From this lab, and its array of monitors, operators track and orchestrate the movement of hundreds of vehicles, with controllers setting daily production goals and sending machines for maintenance or diagnostic testing. It is designed to enact a real mine site, with the simulation running 24 hours a day, five days a week.

The 20-25% goal means the company is now simulating some 400 pieces of manned and unmanned equipment using Command for hauling in its lab. It uses real-life operating data previously collected from its customers as input parameters, while having set ‘scripts’ for the operating behaviour of the equipment.

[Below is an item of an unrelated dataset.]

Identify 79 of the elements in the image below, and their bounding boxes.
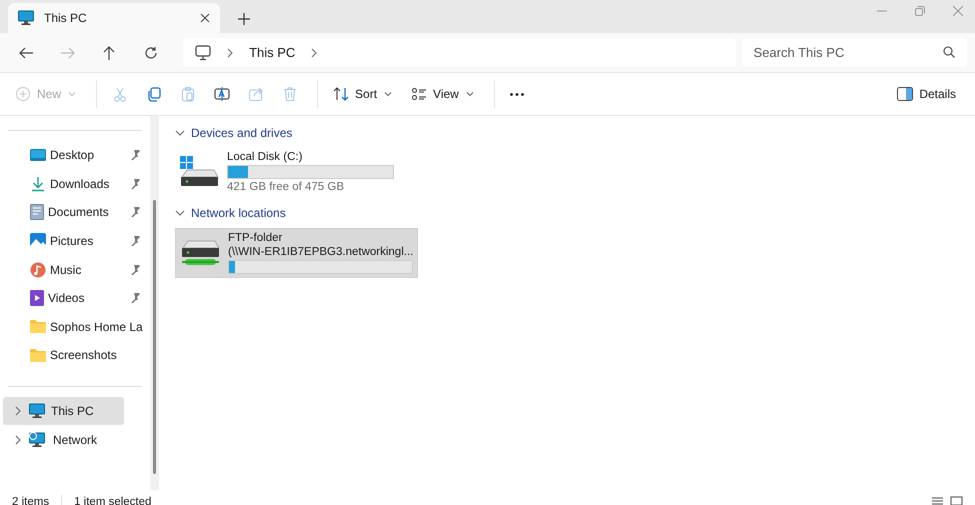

The virtual equipment currently includes some 120 autonomous haul trucks, 30 manned trucks and over 100 auxiliary vehicles.

The ability to simulate this mass of machines ensures Caterpillar stays ahead of the game.

In addition to this, the company can use a nearby test track to simulate the reaction time, hazard perception and general behaviour of autonomous trucks via fully kitted out Chevrolet Tahoes. The Tahoes are set up with components normally found on mining equipment in the field, with the generated data scaled up to the equivalent of one of its, or another vendor’s, haul trucks.

All this R&D means the company can continue with its ambitious programme of releasing two new updates of Command for hauling every year with several valuable additions.

It also allows the company to test out some 90-95% of Command for hauling functionality before it even gets to the machines operating at the company’s Tinaja proving grounds in in Tucson, Arizona.